The Finance Director makes corporate financial policy decisions and acts independently in his decisions. He is only responsible to the President and the Board of Directors.

If the Finance Director makes far reaching corporate policy decisions he would most likely be designated as a functional manager, even though there are only three other people in his department.

The President of the janitorial corporation in the above example may qualify as a Functional Manager because she makes far reaching policy decisions, but the Immigration Service may want to know WHO will run the foreign business if she is transferred to the U.S.A.? Also, they may regard her only as being a first line supervisor. 

[Remember the foreign corporation must continue to operate after the manager is transferred to the U.S.A.] 

Note: The Immigration Service has over the years blurred the test for “executive/manager” and “functional manager” so it’s far safer to apply the “number of workers and their duties” test when considering transferring a manager. The Functional Manager test is not so clear these days.

Let’s look at what the Immigration Service requires for a “Manager”

Ideally the Immigration Service want to see three tiers of employment for a person to be classified as a manager.

8e_1C_Example1_tn.jpg

Example 1 

The Immigration Service wants to see a hierarchical chart where there are three levels of workers. 

Let’s take a look at the following hierarchical chart and consider whether the Sales/Marketing Director could be transferred.

f0_1C_Example2_tn.jpg

Here the Sales/Marketing Director manages two different departments: 

  1. Marketing:
    Workers:
    1. Marketing manager – employee
    2. Printer – independent contractor
    3. Graphic artist – independent contractor
    4. Copy writer – independent contractor
    5. Web Master – independent contractor
    6. Advertising Agency – independent contractor
    7. Fulfillment House to send out direct mail letters – independent contractors
    8. Affiliate Manager who has 3000 affiliate corporations selling products on commission through the internet for the company – independent contractor. 
      (Note: There is only one full time employee)
  2. Sales:
    Workers:
  1. Sales Manager – employee
  2. Thirty-five commission agents – independent contractors
  3. Dispatch- Dispatch Manager with four other workers who are employees

In this situation the Marketing Director only has two full time employees in the corporation who are responsible to him: the Marketing Manager and the Sales Manager.

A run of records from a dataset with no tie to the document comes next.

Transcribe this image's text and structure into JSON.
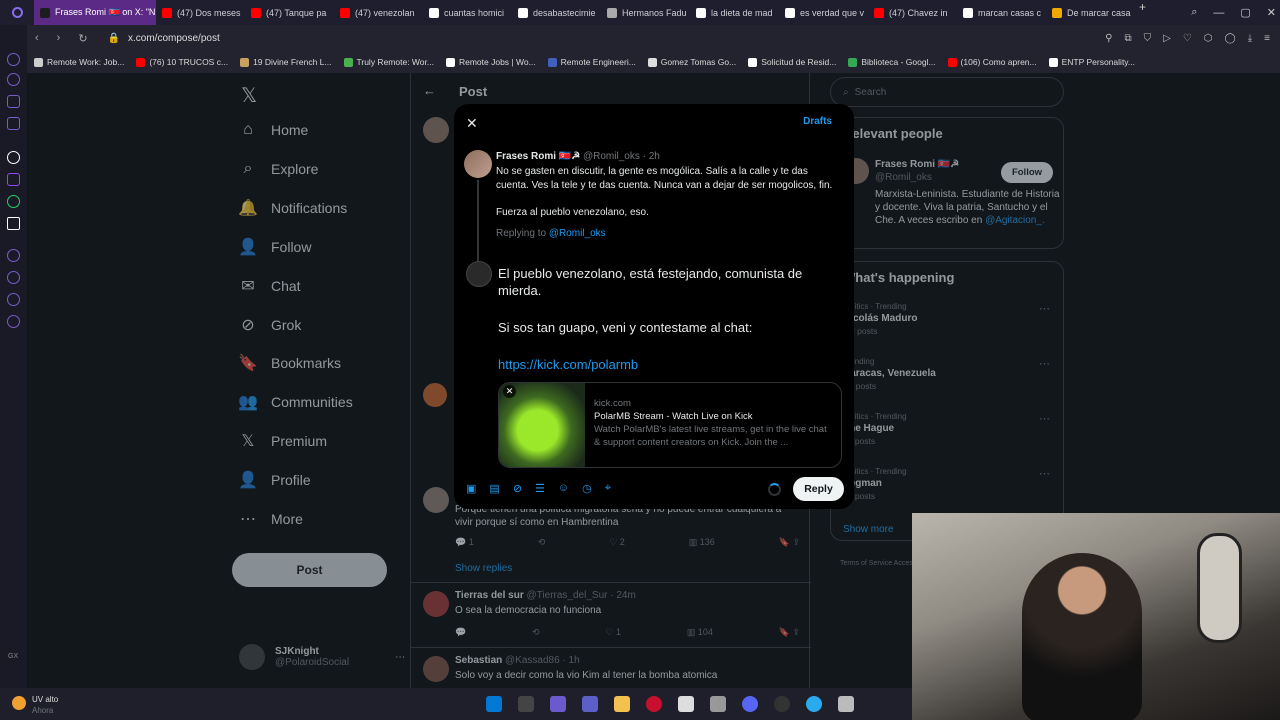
{
  "browser": {
    "tabs": [
      {
        "label": "Frases Romi 🇰🇵 on X: \"N",
        "color": "#1d1d1d",
        "active": true
      },
      {
        "label": "(47) Dos meses",
        "color": "#ff0000"
      },
      {
        "label": "(47) Tanque pa",
        "color": "#ff0000"
      },
      {
        "label": "(47) venezolan",
        "color": "#ff0000"
      },
      {
        "label": "cuantas homici",
        "color": "#ffffff"
      },
      {
        "label": "desabastecimie",
        "color": "#ffffff"
      },
      {
        "label": "Hermanos Fadu",
        "color": "#aaaaaa"
      },
      {
        "label": "la dieta de mad",
        "color": "#ffffff"
      },
      {
        "label": "es verdad que v",
        "color": "#ffffff"
      },
      {
        "label": "(47) Chavez in",
        "color": "#ff0000"
      },
      {
        "label": "marcan casas c",
        "color": "#ffffff"
      },
      {
        "label": "De marcar casa",
        "color": "#f2a900"
      }
    ],
    "url": "x.com/compose/post",
    "bookmarks": [
      {
        "label": "Remote Work: Job...",
        "color": "#cccccc"
      },
      {
        "label": "(76) 10 TRUCOS c...",
        "color": "#ff0000"
      },
      {
        "label": "19 Divine French L...",
        "color": "#c8a060"
      },
      {
        "label": "Truly Remote: Wor...",
        "color": "#4caf50"
      },
      {
        "label": "Remote Jobs | Wo...",
        "color": "#ffffff"
      },
      {
        "label": "Remote Engineeri...",
        "color": "#4060c0"
      },
      {
        "label": "Gomez Tomas Go...",
        "color": "#dddddd"
      },
      {
        "label": "Solicitud de Resid...",
        "color": "#ffffff"
      },
      {
        "label": "Biblioteca - Googl...",
        "color": "#34a853"
      },
      {
        "label": "(106) Como apren...",
        "color": "#ff0000"
      },
      {
        "label": "ENTP Personality...",
        "color": "#ffffff"
      }
    ]
  },
  "sidebar": {
    "items": [
      {
        "label": "Home",
        "icon": "home-icon",
        "glyph": "⌂"
      },
      {
        "label": "Explore",
        "icon": "search-icon",
        "glyph": "⌕"
      },
      {
        "label": "Notifications",
        "icon": "bell-icon",
        "glyph": "🔔"
      },
      {
        "label": "Follow",
        "icon": "follow-icon",
        "glyph": "👤"
      },
      {
        "label": "Chat",
        "icon": "mail-icon",
        "glyph": "✉"
      },
      {
        "label": "Grok",
        "icon": "grok-icon",
        "glyph": "⊘"
      },
      {
        "label": "Bookmarks",
        "icon": "bookmark-icon",
        "glyph": "🔖"
      },
      {
        "label": "Communities",
        "icon": "communities-icon",
        "glyph": "👥"
      },
      {
        "label": "Premium",
        "icon": "x-logo-icon",
        "glyph": "𝕏"
      },
      {
        "label": "Profile",
        "icon": "profile-icon",
        "glyph": "👤"
      },
      {
        "label": "More",
        "icon": "more-icon",
        "glyph": "⋯"
      }
    ],
    "post_label": "Post",
    "account_name": "SJKnight",
    "account_handle": "@PolaroidSocial"
  },
  "timeline": {
    "header": "Post",
    "tweets": [
      {
        "text": "Porque tienen una política migratoria seria y no puede entrar cualquiera a vivir porque sí como en Hambrentina",
        "replies": "1",
        "likes": "2",
        "views": "136",
        "show_replies": "Show replies"
      },
      {
        "name": "Tierras del sur",
        "handle": "@Tierras_del_Sur",
        "time": "· 24m",
        "text": "O sea la democracia no funciona",
        "likes": "1",
        "views": "104"
      },
      {
        "name": "Sebastian",
        "handle": "@Kassad86",
        "time": "· 1h",
        "text": "Solo voy a decir como la vio Kim al tener la bomba atomica"
      }
    ]
  },
  "right": {
    "search_placeholder": "Search",
    "relevant_title": "Relevant people",
    "person_name": "Frases Romi 🇰🇵☭",
    "person_handle": "@Romil_oks",
    "follow_label": "Follow",
    "person_bio": "Marxista-Leninista. Estudiante de Historia y docente. Viva la patria, Santucho y el Che. A veces escribo en",
    "person_bio_link": "@Agitacion_.",
    "happening_title": "What's happening",
    "trends": [
      {
        "meta": "Politics · Trending",
        "name": "Nicolás Maduro",
        "count": "3M posts"
      },
      {
        "meta": "Trending",
        "name": "Caracas, Venezuela",
        "count": "3K posts"
      },
      {
        "meta": "Politics · Trending",
        "name": "The Hague",
        "count": "22 posts"
      },
      {
        "meta": "Politics · Trending",
        "name": "Pegman",
        "count": "91 posts"
      }
    ],
    "show_more": "Show more",
    "footer": "Terms of Service   Accessibility"
  },
  "modal": {
    "drafts_label": "Drafts",
    "orig_name": "Frases Romi 🇰🇵☭",
    "orig_handle": "@Romil_oks · 2h",
    "orig_text_1": "No se gasten en discutir, la gente es mogólica. Salís a la calle y te das cuenta. Ves la tele y te das cuenta. Nunca van a dejar de ser mogolicos, fin.",
    "orig_text_2": "Fuerza al pueblo venezolano, eso.",
    "replying_prefix": "Replying to ",
    "replying_handle": "@Romil_oks",
    "compose_line_1": "El pueblo venezolano, está festejando, comunista de mierda.",
    "compose_line_2": "Si sos tan guapo, veni y contestame al chat:",
    "compose_link": "https://kick.com/polarmb",
    "card_domain": "kick.com",
    "card_title": "PolarMB Stream - Watch Live on Kick",
    "card_desc": "Watch PolarMB's latest live streams, get in the live chat & support content creators on Kick. Join the ...",
    "reply_label": "Reply"
  },
  "taskbar": {
    "weather_label": "UV alto",
    "weather_sub": "Ahora"
  }
}
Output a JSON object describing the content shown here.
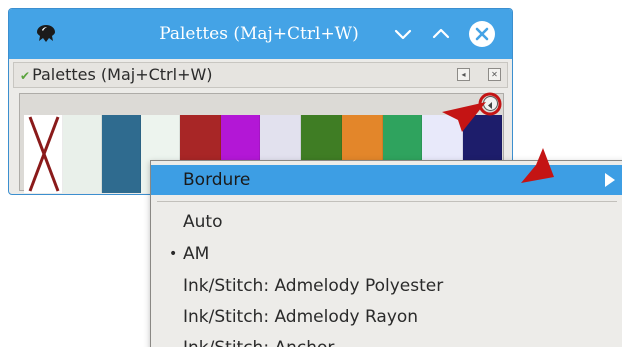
{
  "window": {
    "title": "Palettes (Maj+Ctrl+W)",
    "titlebar_color": "#44a3e6",
    "buttons": [
      "minimize-icon",
      "maximize-icon",
      "close-icon"
    ]
  },
  "dock": {
    "title": "Palettes (Maj+Ctrl+W)",
    "check_icon": "check-icon"
  },
  "palette": {
    "swatches": [
      {
        "color": "#ffffff",
        "none": true
      },
      {
        "color": "#e9f0ea"
      },
      {
        "color": "#2f6b8f"
      },
      {
        "color": "#edf4ee"
      },
      {
        "color": "#a82626"
      },
      {
        "color": "#b317d6"
      },
      {
        "color": "#e2e1ee"
      },
      {
        "color": "#3f7d24"
      },
      {
        "color": "#e3862a"
      },
      {
        "color": "#2fa35e"
      },
      {
        "color": "#e8e9fa"
      },
      {
        "color": "#1d1d6b"
      }
    ]
  },
  "menu": {
    "highlighted": "Bordure",
    "items": [
      {
        "label": "Auto",
        "selected": false
      },
      {
        "label": "AM",
        "selected": true
      },
      {
        "label": "Ink/Stitch: Admelody Polyester",
        "selected": false
      },
      {
        "label": "Ink/Stitch: Admelody Rayon",
        "selected": false
      },
      {
        "label": "Ink/Stitch: Anchor",
        "selected": false
      }
    ],
    "bullet": "•",
    "highlight_color": "#3d9ee4"
  },
  "annotation_color": "#c41414"
}
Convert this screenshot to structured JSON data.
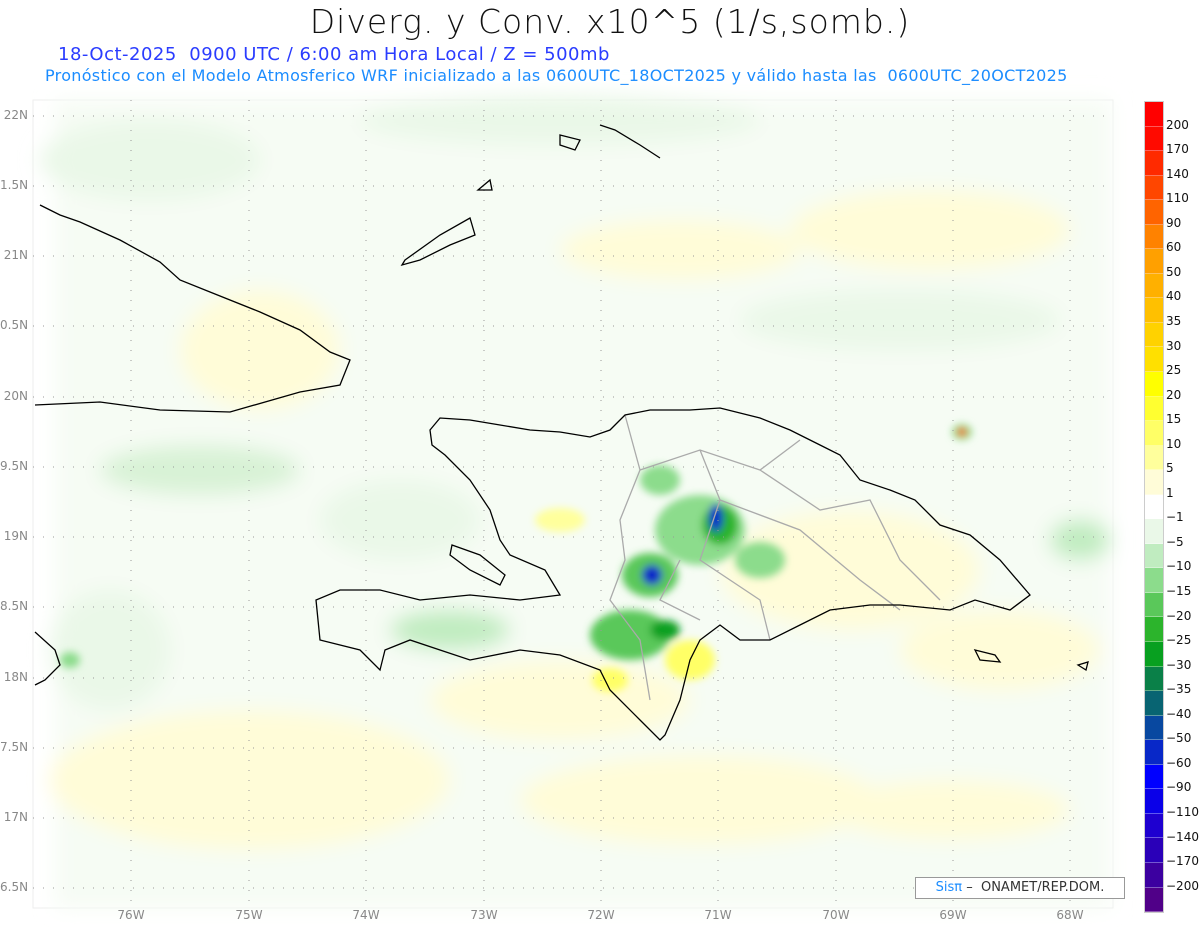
{
  "title": "Diverg. y Conv. x10^5 (1/s,somb.)",
  "subtitle_date": "18-Oct-2025  0900 UTC / 6:00 am Hora Local / Z = 500mb",
  "subtitle_model": "Pronóstico con el Modelo Atmosferico WRF inicializado a las 0600UTC_18OCT2025 y válido hasta las  0600UTC_20OCT2025",
  "lat_labels": [
    "22N",
    "1.5N",
    "21N",
    "0.5N",
    "20N",
    "9.5N",
    "19N",
    "8.5N",
    "18N",
    "7.5N",
    "17N",
    "6.5N"
  ],
  "lon_labels": [
    "76W",
    "75W",
    "74W",
    "73W",
    "72W",
    "71W",
    "70W",
    "69W",
    "68W"
  ],
  "colorbar": {
    "labels": [
      "200",
      "170",
      "140",
      "110",
      "90",
      "60",
      "50",
      "40",
      "35",
      "30",
      "25",
      "20",
      "15",
      "10",
      "5",
      "1",
      "−1",
      "−5",
      "−10",
      "−15",
      "−20",
      "−25",
      "−30",
      "−35",
      "−40",
      "−50",
      "−60",
      "−90",
      "−110",
      "−140",
      "−170",
      "−200"
    ],
    "colors": [
      "#ff0000",
      "#ff0a00",
      "#ff2a00",
      "#ff4600",
      "#ff6400",
      "#ff8200",
      "#ffa000",
      "#ffb000",
      "#ffc000",
      "#ffd200",
      "#ffe000",
      "#ffff00",
      "#ffff30",
      "#ffff66",
      "#ffff9c",
      "#fffcd8",
      "#ffffff",
      "#eaf8e8",
      "#c0ecc0",
      "#8cdc8c",
      "#5ac85a",
      "#2cb42c",
      "#08a020",
      "#0a8048",
      "#086472",
      "#0848a0",
      "#0828c8",
      "#0000ff",
      "#0a00e8",
      "#1e00d0",
      "#2a00b8",
      "#3c00a0",
      "#500088"
    ]
  },
  "credit": {
    "brand": "Sisπ",
    "text": " –  ONAMET/REP.DOM."
  }
}
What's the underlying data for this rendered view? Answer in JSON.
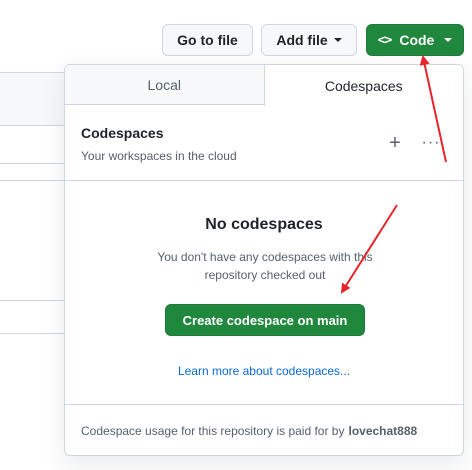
{
  "toolbar": {
    "go_to_file": "Go to file",
    "add_file": "Add file",
    "code": "Code",
    "code_icon": "<>"
  },
  "popover": {
    "tabs": [
      {
        "label": "Local"
      },
      {
        "label": "Codespaces"
      }
    ],
    "header": {
      "title": "Codespaces",
      "subtitle": "Your workspaces in the cloud",
      "plus": "+",
      "kebab": "···"
    },
    "empty": {
      "title": "No codespaces",
      "description": "You don't have any codespaces with this repository checked out",
      "create_button": "Create codespace on main",
      "learn_more": "Learn more about codespaces..."
    },
    "footer": {
      "text": "Codespace usage for this repository is paid for by",
      "owner": "lovechat888"
    }
  },
  "colors": {
    "primary_green": "#1f883d",
    "link_blue": "#0969da",
    "annotation_red": "#e8242b"
  }
}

How can the marketing manager possibly be “manager?” Initially the Immigration Service did not consider independent contractors as “workers,” so there was no way that the Marketing Director would have been regarded as a manager with only two workers being responsible to her.  

Today the Immigration Service is slowly warming to the idea of independent contractors. A lot depends on how much contact the manager has with these contractors; how much each is paid for their services; how much money the contractors bring into the corporation. 

The fact is that a manager can be very involved working with contractors, who have many workers doing the job for the contractor. 

Renewal for L-1 Visa 

A manager may be transferred to a new business in the U.S.A. that has not started doing business. 

In this case the manager will have one year to develop the U.S.A. Corporation into a situation where the manager will qualify to be a “manager” according to the Immigration Service, when the L-1 is renewed towards the end of the first year. The corporation will have to explain its structure of workers, their duties and salaries and how the manager manages them. 

Note: While it is relatively easy to get the one year for a transfer IF THE MANAGER OR EXECUTIVE IS BEING TRANSFERRED FROM A FOREIGN CORPORATION WITH SUFFICIENT WORKERS, the renewal can present a problem if there are not enough workers in the U.S.A. business.  

“Conversion” from L-1 Visa to Green Card 

There is no official conversion from L-1 to a green card. 

However: 

  1. if the manager in the U.S. qualifies as a manager;
  2. the U.S.A corporation is a viable business;
  3. the foreign business continues to operate and have the same relationship to the USA corporation, then the corporation may decide to keep the transferred manager in the U.S.A. permanently.